This should be recognized as being an advanced technique, however.
### A state machine does not specify the means by which the inputs are communicated
That is to say, there is no requirement that the inputs of the
state machine are messages sent directly to the state machine.
The state machine could be "listening for" and reacting to broadcast
events that other systems are reacting to as well.
Also, if you have two state machines sending messages to each other,
the question of whether those messages reside on a queue while in transit,
or any other detail of the implementation of their conveyance, is really
not in the scope of the state machine design itself.
### Inputs are always defined at some level of abstraction
For example, _mouse button depressed_ and _menu item selected_ are both events,
but the latter is at a higher level of abstraction than the former; indeed,
pressing the mouse button down may be one way of selecting a menu item
(while there might also be other ways, such as using keyboard navigation).
A state machine can exist at any level of abstraction, but typically exists
only at that one level; events from other levels usually need not be considered
in its design.
### State transitions are atomic
There's a simple proof by _reductio ad absurdum_ for this one: if state transitions
_weren't_ atomic, then you could introduce another state in the state diagram
that describes the intermediate state -- the state of the system while the transition
is taking place. And, naturally, you would have transitions into and out of that
intermediate state. But then, what would be stopping you from introducing
further intermediate states for _those_ transitions, and for the transitions into
those further intermediate states... and so on unendingly? It would be an infinite
regress.

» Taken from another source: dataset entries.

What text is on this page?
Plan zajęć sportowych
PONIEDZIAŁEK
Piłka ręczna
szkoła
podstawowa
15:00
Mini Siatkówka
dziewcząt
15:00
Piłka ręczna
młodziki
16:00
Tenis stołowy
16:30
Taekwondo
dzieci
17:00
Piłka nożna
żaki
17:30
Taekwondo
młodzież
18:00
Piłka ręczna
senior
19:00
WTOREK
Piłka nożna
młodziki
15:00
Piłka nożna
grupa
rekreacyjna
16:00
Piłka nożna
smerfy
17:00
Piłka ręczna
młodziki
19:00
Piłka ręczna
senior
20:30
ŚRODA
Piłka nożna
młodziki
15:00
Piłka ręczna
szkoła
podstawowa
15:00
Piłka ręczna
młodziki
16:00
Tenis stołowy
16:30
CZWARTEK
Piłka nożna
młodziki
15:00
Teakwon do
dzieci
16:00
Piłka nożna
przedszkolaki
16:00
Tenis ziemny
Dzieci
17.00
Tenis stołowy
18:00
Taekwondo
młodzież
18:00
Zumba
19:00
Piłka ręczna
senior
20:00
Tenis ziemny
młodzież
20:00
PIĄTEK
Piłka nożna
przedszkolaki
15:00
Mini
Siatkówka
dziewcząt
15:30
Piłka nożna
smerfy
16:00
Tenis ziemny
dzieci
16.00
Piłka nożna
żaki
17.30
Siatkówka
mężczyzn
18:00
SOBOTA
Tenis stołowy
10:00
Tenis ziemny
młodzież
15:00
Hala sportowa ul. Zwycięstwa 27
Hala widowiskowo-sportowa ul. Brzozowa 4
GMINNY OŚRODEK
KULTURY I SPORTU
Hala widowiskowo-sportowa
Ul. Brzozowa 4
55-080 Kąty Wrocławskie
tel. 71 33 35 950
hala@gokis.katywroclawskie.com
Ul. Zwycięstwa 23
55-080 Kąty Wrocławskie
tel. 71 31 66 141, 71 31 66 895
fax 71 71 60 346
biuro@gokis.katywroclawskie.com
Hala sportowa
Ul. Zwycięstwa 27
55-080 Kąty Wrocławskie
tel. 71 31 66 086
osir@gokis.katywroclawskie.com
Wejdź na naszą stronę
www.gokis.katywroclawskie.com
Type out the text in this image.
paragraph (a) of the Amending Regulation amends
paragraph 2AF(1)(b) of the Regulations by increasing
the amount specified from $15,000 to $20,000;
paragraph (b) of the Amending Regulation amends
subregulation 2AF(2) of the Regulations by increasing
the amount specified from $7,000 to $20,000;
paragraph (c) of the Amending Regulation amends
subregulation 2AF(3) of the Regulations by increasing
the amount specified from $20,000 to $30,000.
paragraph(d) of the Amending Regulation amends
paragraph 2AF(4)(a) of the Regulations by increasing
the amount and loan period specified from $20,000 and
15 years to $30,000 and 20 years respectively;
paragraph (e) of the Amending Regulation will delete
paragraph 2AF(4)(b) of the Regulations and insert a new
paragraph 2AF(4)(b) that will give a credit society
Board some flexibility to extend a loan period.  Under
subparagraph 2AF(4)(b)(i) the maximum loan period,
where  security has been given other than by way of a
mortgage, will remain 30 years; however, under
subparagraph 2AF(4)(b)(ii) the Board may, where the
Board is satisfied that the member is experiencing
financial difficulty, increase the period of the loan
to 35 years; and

Therefore -- at the level of abstraction that the state machine is dealing
with -- transitions between states must be atomic.
### State machines can also describe lifecycles of objects
Traditionally, the subject of a state machine diagram is some kind of interactive
system, but many other kinds of objects undergo state transitions over time as well.
These tend to be on longer timescales. For instance, a loan application
might be in one of the following states at any given time: being filled out,
submitted and waiting for evaluation, in evaluation, accepted, or rejected.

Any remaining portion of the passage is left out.